Trinity Washington University

Policy Statement on the Appropriate Use of AI in Coursework

Artificial Intelligence (AI) refers to machine or software systems that process information and create outputs that can mimic some aspects of human thinking. AI tools include chatbots, search engines, predictive text, grammar checkers, or citation generators. They can support academic work but not replace the creativity and critical thinking required to earn a college degree. Review the following guidelines for the appropriate use of AI tools while maintaining academic integrity:

  1. General use of AI tools

Students are responsible for using AI tools properly while adhering to course-specific requirements and guidelines, including style, formatting, and referencing. AI tools can be used when studying, prewriting, source gathering, and in other preparatory tasks related to coursework. AI tools should only be used to support student learning, not replace it.

  1. AI & Testing

Generative AI and related tools should not be used to compose responses to test or assessment questions. Testing assesses a student’s understanding of specific information and knowledge. It is the student’s responsibility to generate and recall this knowledge. AI generators may not always provide correct answers.

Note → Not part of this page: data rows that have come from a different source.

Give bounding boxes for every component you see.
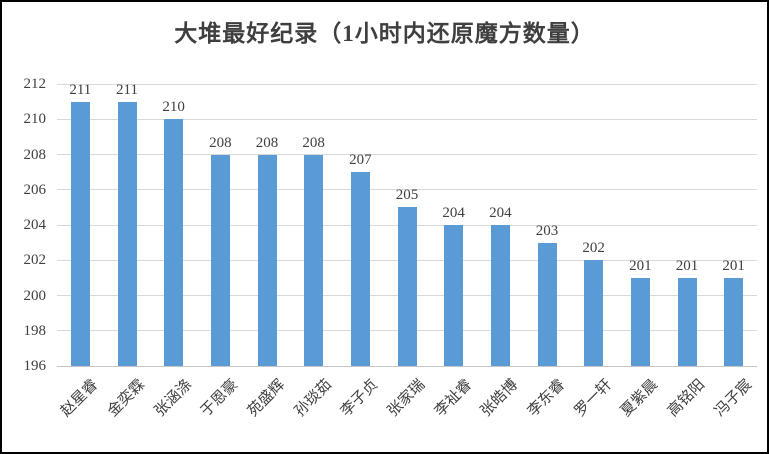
bar-value-label: 211 (116, 81, 138, 98)
bar (397, 207, 417, 366)
bar-value-label: 205 (395, 187, 419, 204)
bar (304, 154, 324, 366)
gridline (57, 154, 757, 155)
bar-value-label: 208 (255, 134, 279, 151)
y-tick-label: 202 (23, 252, 47, 269)
chart-title: 大堆最好纪录（1小时内还原魔方数量） (174, 21, 595, 46)
bar (584, 260, 604, 366)
bar (257, 154, 277, 366)
bar-value-label: 208 (209, 134, 232, 151)
bar-value-label: 201 (675, 257, 699, 274)
bar (490, 225, 510, 366)
y-axis: 196 198 200 202 204 206 208 210 212 (10, 76, 50, 374)
bar (630, 277, 650, 366)
bar (444, 225, 464, 366)
gridline (57, 83, 757, 85)
bar (164, 119, 184, 366)
y-tick-label: 198 (23, 322, 47, 339)
bar-value-label: 202 (582, 240, 605, 257)
bar-value-label: 201 (629, 257, 652, 274)
y-tick-label: 196 (23, 358, 47, 374)
y-tick-label: 210 (23, 111, 47, 128)
y-tick-label: 200 (23, 287, 47, 304)
plot-area: 赵星睿 金奕霖 张涵涤 于恩豪 苑盛辉 孙琰茹 李子贞 张家瑞 李祉睿 张皓博 李东睿 罗一轩 夏紫晨高… (57, 81, 757, 420)
y-tick-label: 208 (23, 146, 47, 163)
gridline (57, 189, 757, 191)
bar-value-label: 211 (69, 81, 92, 98)
bar-value-label: 204 (442, 205, 465, 221)
bar (70, 101, 90, 366)
bar (350, 172, 370, 366)
bar (210, 154, 230, 366)
y-tick-label: 212 (23, 76, 47, 92)
bar-value-label: 210 (162, 99, 185, 116)
bar (677, 277, 697, 366)
y-tick-label: 204 (23, 217, 47, 233)
bar (724, 277, 744, 366)
y-tick-label: 206 (23, 181, 47, 198)
bar-value-label: 204 (489, 205, 512, 221)
bar-value-label: 207 (349, 152, 372, 169)
bar (117, 101, 137, 366)
bar (537, 242, 557, 366)
gridline (57, 118, 757, 120)
gridline (57, 365, 757, 367)
bar-value-label: 201 (722, 257, 745, 274)
bar-value-label: 203 (535, 222, 559, 239)
bar-value-label: 208 (302, 134, 325, 151)
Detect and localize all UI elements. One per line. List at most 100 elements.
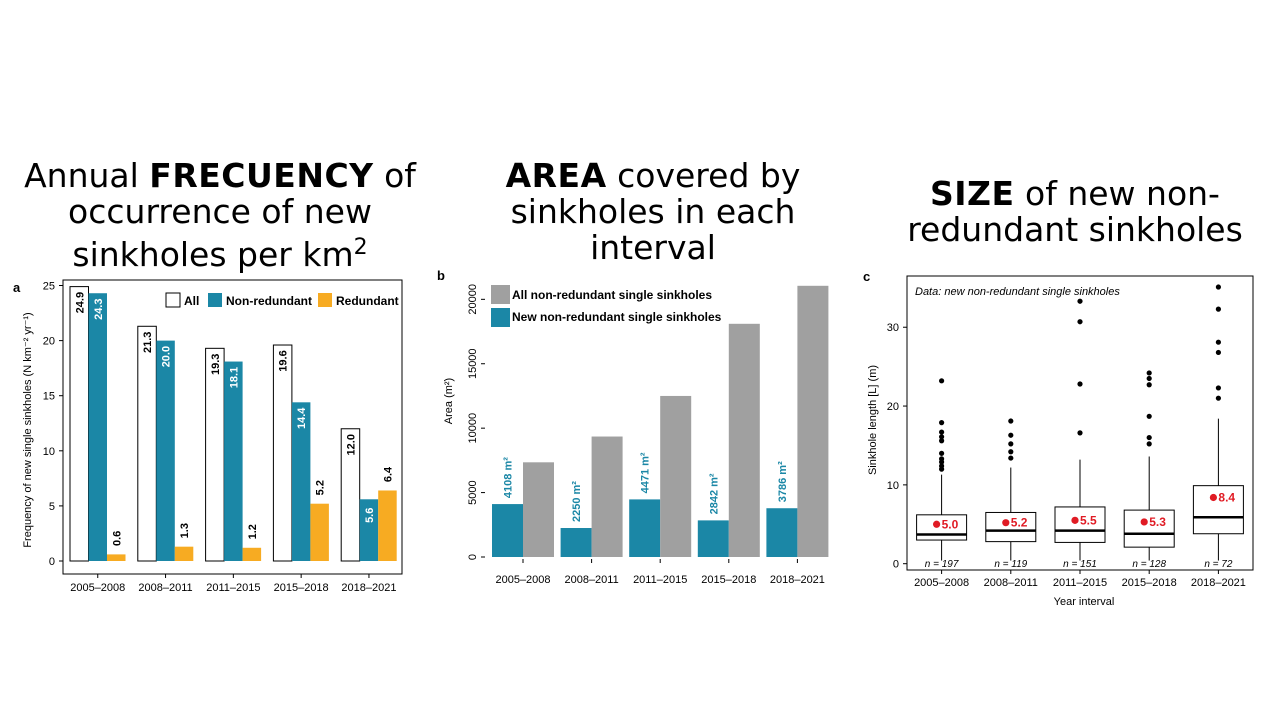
panel-c-outlier xyxy=(939,463,945,469)
heading-area-bold: AREA xyxy=(505,156,607,195)
panel-a-ytick-label: 15 xyxy=(43,391,55,403)
panel-b-xtick-label: 2018–2021 xyxy=(770,574,825,586)
panel-b-bar-all xyxy=(797,285,829,557)
heading-area-post: covered by sinkholes in each interval xyxy=(510,156,801,267)
panel-a-legend-label: Non-redundant xyxy=(226,294,312,308)
panel-a-bar-all xyxy=(137,325,157,562)
panel-c-outlier xyxy=(939,450,945,456)
panel-b-ytick-label: 15000 xyxy=(467,348,479,379)
panel-a-frame xyxy=(62,279,403,575)
panel-c-mean-label: 5.3 xyxy=(1149,515,1166,529)
panel-b-bar-all xyxy=(660,395,692,557)
panel-a-bar-all xyxy=(69,286,89,562)
panel-c-outlier xyxy=(939,420,945,426)
panel-c-ytick-label: 30 xyxy=(887,322,899,334)
heading-area: AREA covered by sinkholes in each interv… xyxy=(453,158,853,266)
panel-c-annotation: Data: new non-redundant single sinkholes xyxy=(915,286,1120,298)
panel-b-xtick-label: 2008–2011 xyxy=(564,574,618,586)
panel-a-xtick-label: 2011–2015 xyxy=(206,582,260,594)
panel-a-data-label: 14.4 xyxy=(296,407,308,429)
panel-a-bar-all xyxy=(340,428,361,562)
panel-a-data-label: 19.3 xyxy=(210,354,222,375)
panel-a-bar-all xyxy=(272,344,293,562)
panel-c-outlier xyxy=(1215,395,1221,401)
panel-b-bar-new xyxy=(697,520,729,557)
panel-b-bar-all xyxy=(728,323,760,557)
panel-b-data-label: 3786 m² xyxy=(777,461,789,502)
panel-b-data-label: 4471 m² xyxy=(640,452,652,493)
panel-a-ytick-label: 5 xyxy=(49,501,55,513)
panel-c-outlier xyxy=(1215,349,1221,356)
panel-c-outlier xyxy=(1008,441,1014,447)
panel-b-bar-new xyxy=(629,499,661,557)
panel-c-xtick-label: 2011–2015 xyxy=(1053,577,1107,589)
panel-a-data-label: 21.3 xyxy=(142,332,154,353)
panel-b-data-label: 4108 m² xyxy=(503,457,515,498)
panel-c-n-label: n = 119 xyxy=(994,559,1027,570)
panel-a-legend: All Non-redundant Redundant xyxy=(165,292,399,308)
panel-c-ytick-label: 20 xyxy=(887,401,899,413)
panel-b-ytick-label: 10000 xyxy=(467,413,479,444)
panel-a-xtick-label: 2018–2021 xyxy=(341,582,396,594)
heading-size: SIZE of new non-redundant sinkholes xyxy=(880,176,1270,248)
panel-b-xtick-label: 2005–2008 xyxy=(495,574,550,586)
chart-size: c Sinkhole length [L] (m) Year interval … xyxy=(863,269,1254,608)
panel-a-bar-redundant xyxy=(174,546,194,561)
panel-c-ylabel: Sinkhole length [L] (m) xyxy=(867,365,879,475)
panel-c-xtick-label: 2008–2011 xyxy=(984,577,1038,589)
panel-a-letter: a xyxy=(13,280,21,295)
panel-c-outlier xyxy=(1077,381,1083,387)
panel-a-bar-non-redundant xyxy=(156,340,175,561)
panel-c-mean-dot xyxy=(933,520,941,528)
panel-b-ylabel: Area (m²) xyxy=(443,378,455,424)
panel-c-mean-label: 5.2 xyxy=(1011,516,1028,530)
panel-a-bar-all xyxy=(205,347,225,562)
heading-frequency-post: of occurrence of new sinkholes per km xyxy=(68,156,416,274)
panel-b-bar-all xyxy=(591,436,623,557)
panel-c-mean-label: 5.5 xyxy=(1080,513,1097,527)
panel-a-bar-non-redundant xyxy=(291,402,311,561)
panel-a-ylabel: Frequency of new single sinkholes (N km⁻… xyxy=(22,312,34,547)
panel-a-data-label: 0.6 xyxy=(111,531,123,546)
panel-a-xtick-label: 2005–2008 xyxy=(70,582,125,594)
panel-a-data-label: 5.2 xyxy=(315,480,327,495)
heading-frequency-sup: 2 xyxy=(353,235,368,260)
panel-b-legend-swatch xyxy=(491,308,510,327)
heading-frequency-pre: Annual xyxy=(24,156,150,195)
panel-c-mean-dot xyxy=(1071,516,1079,524)
panel-b-legend-label: All non-redundant single sinkholes xyxy=(512,288,712,302)
panel-a-bar-non-redundant xyxy=(224,361,243,561)
panel-c-outlier xyxy=(1077,298,1083,304)
panel-a-ytick-label: 10 xyxy=(43,446,55,458)
heading-frequency-bold: FRECUENCY xyxy=(149,156,374,195)
panel-c-n-label: n = 151 xyxy=(1063,559,1097,570)
panel-c-mean-dot xyxy=(1002,519,1010,527)
panel-c-box xyxy=(1123,509,1175,548)
panel-c-outlier xyxy=(1215,284,1221,290)
panel-c-frame xyxy=(906,275,1254,571)
panel-c-mean-label: 5.0 xyxy=(942,517,959,531)
heading-size-bold: SIZE xyxy=(930,174,1015,213)
panel-a-bar-redundant xyxy=(242,547,262,561)
heading-frequency: Annual FRECUENCY of occurrence of new si… xyxy=(20,158,420,273)
panel-c-outlier xyxy=(1215,306,1221,312)
panel-b-ytick-label: 0 xyxy=(467,554,479,560)
panel-c-mean-dot xyxy=(1209,493,1217,502)
panel-c-outlier xyxy=(939,456,945,462)
panel-b-bar-new xyxy=(560,528,592,557)
panel-c-ytick-label: 10 xyxy=(887,480,899,492)
panel-c-outlier xyxy=(1008,418,1014,424)
panel-b-data-label: 2250 m² xyxy=(571,481,583,522)
heading-size-post: of new non-redundant sinkholes xyxy=(907,174,1243,249)
panel-a-bar-redundant xyxy=(107,554,126,561)
panel-a-data-label: 19.6 xyxy=(278,350,290,371)
panel-c-outlier xyxy=(939,434,945,440)
panel-b-xtick-label: 2015–2018 xyxy=(701,574,756,586)
panel-c-outlier xyxy=(1008,432,1014,438)
panel-a-data-label: 20.0 xyxy=(161,346,173,367)
panel-c-box xyxy=(1192,485,1244,535)
panel-c-outlier xyxy=(939,378,945,384)
panel-a-ytick-label: 20 xyxy=(43,336,55,348)
panel-c-box xyxy=(916,514,968,541)
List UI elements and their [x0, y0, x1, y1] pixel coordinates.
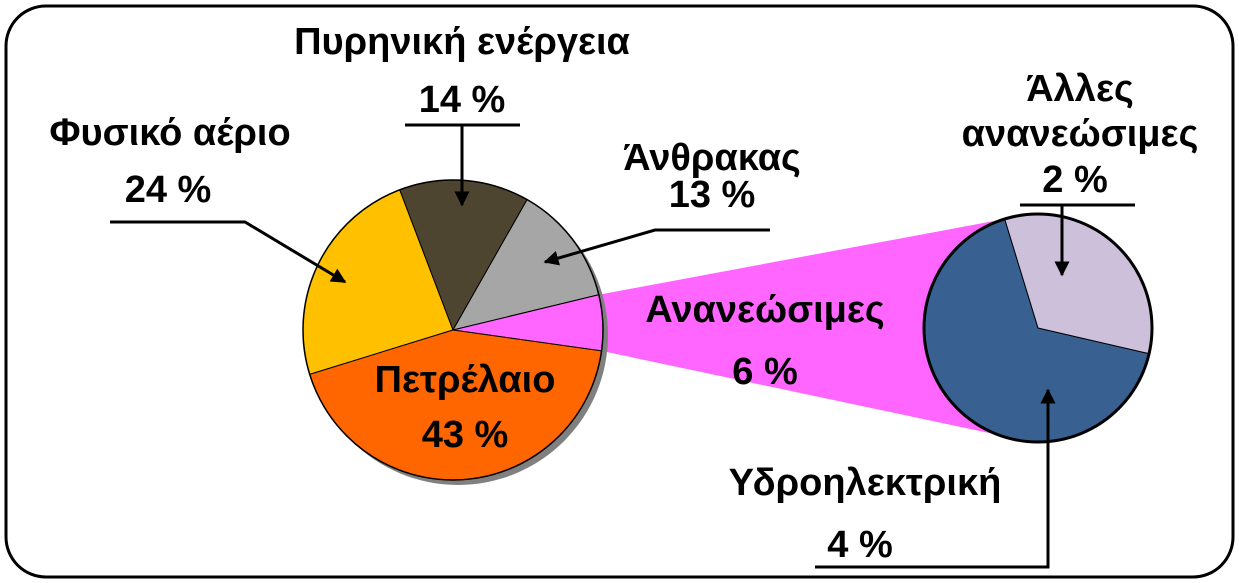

  1. AI & Written Assignments

If use of AI-generated material is permitted by the instructor in a course or for a specific assignment, any AI-generated text should be used sparingly, appropriately, and in service of supporting one’s own ideas as with other integrated materials, at your instructor’s discretion. Using AI to generate an entire paper or assignment that is meant to be your own work is not a proper use of this technology.

  1. AI & Sources/Citations

When using AI-generated material in an assignment (if permitted), it must be cited appropriately and with the required citation style for that course (APA, MLA, etc.). If using AI tools to generate citations, students should always cross-check them with required formatting standards for accuracy. While use of AI-generated material may be permitted on certain assignments, remember that AI-generated material is not considered scholarly.

Inappropriate use of AI-generated material is a form of cheating. Processes and penalties for cheating and other forms of academic dishonesty are covered in Trinity’s honor policy, found here:

Note: Due to the changing nature of Artificial Intelligence, this policy will undergo regular review by the University Committee on Academic Policy (UCAP).